One of the subjects of all these reality shows – including, and especially, The September Issue – is the world of work. And that’s funny, because the industries they depict are the ones we are most starry-eyed about, and leaast inclined to see as ordinary workplaces. Everybody is interested in them because they seem to be glamorous and creative and beautiful, and the people who work in them are fabulous and footloose and fancy-free, and live creative, interesting, varied and exciting lives. But what you realize when you boil them all down is that someone else is still writing the brief, someone else is still telling you what to do, there are intricate hierarchies that need to be observed and understood and navigated, and you never get to do what you want to do. Even Grace Coddington gets her pages reduced by Anna Wintour. And Anna Wintour, who seems to be the most powerful woman on Planet Fashion, must answer to advertisers and magazine people you never see at all.

Fiction rarely delves into the world of work. Even TV drama isn’t terribly interested in it, aside from the select few over-represented drama professions (cops, lawyers, doctors). But as adults, the world of work is where most of us spend the bulk of our time. It’s incredibly complex, and difficult, and stressful; not just because of the work we do but because of the endless complexity of workplace relationships.

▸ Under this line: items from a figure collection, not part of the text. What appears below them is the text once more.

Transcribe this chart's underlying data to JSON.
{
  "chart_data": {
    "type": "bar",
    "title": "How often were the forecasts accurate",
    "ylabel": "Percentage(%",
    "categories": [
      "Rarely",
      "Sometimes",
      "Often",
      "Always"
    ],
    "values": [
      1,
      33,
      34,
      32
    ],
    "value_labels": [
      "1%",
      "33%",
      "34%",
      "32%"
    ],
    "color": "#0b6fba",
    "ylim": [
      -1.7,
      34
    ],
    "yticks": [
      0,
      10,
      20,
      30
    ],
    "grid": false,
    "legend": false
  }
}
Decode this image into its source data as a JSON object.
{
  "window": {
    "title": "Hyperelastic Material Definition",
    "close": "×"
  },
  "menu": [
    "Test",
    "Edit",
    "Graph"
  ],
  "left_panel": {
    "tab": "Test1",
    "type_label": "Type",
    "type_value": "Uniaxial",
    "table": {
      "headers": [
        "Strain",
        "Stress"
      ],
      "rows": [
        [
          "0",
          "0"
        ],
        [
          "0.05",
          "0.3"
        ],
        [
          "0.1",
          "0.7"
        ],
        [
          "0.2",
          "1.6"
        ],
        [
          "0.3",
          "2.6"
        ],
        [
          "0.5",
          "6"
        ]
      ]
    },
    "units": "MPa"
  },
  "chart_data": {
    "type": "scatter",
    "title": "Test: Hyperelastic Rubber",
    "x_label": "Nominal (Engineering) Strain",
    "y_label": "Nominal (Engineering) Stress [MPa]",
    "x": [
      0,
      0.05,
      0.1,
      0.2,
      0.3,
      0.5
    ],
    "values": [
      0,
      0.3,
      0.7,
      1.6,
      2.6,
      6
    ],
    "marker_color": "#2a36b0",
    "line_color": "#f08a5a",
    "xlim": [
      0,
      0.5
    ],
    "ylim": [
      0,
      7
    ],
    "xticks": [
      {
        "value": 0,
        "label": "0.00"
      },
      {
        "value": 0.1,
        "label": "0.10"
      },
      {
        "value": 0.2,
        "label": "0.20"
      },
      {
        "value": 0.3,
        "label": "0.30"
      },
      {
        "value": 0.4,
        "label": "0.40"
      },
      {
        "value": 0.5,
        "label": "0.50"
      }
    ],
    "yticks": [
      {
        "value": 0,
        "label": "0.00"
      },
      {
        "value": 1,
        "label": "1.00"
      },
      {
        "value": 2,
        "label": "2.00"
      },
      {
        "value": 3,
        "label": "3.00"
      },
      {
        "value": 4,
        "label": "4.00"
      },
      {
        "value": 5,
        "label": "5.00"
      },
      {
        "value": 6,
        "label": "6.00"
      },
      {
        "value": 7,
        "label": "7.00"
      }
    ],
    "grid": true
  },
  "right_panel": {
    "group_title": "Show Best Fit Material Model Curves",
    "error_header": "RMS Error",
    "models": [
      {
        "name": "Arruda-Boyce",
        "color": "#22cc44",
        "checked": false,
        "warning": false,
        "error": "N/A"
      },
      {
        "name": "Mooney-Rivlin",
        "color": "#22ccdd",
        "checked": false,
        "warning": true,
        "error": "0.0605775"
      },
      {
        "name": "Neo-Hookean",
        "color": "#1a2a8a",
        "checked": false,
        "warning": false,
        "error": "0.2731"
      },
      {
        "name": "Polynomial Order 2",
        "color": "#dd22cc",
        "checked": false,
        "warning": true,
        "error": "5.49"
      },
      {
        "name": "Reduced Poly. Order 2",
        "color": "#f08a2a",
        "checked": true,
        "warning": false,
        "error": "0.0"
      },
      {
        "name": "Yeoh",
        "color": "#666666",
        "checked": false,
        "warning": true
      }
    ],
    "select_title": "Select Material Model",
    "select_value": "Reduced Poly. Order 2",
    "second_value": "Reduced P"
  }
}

And yet when it comes to depicting that world, drama rarely has much to say on the subject (nor does fiction). So it’s left to the people on reality TV to give us a glimpse into the world of work, even though that’s probably not what they set out to do. While the ostensible subject matter of most of these shows is the chance to vicariously ascend to a high-status, high-glamour job, it simultaneously shows you that even when you get there you still have to keep your mouth shut, be sweet to the photographer and push the product.

* On the subject of relative autonomy , I was struck by the difference between the dancers on So You Think You Can Dance and the singers on Australian Idol (both, of course, now defunct).  While the singers got to choose their own songs (or at least pick songs from a song list) and their own wardrobe, and interpret the songs as they saw fit, the dancers had no choice at all. They were given their choreography and given their costumes, and then had to work to express the choreographer’s vision to the best of their ability. The dancers’ ability to express themselves was far more severely constrained than the singers’.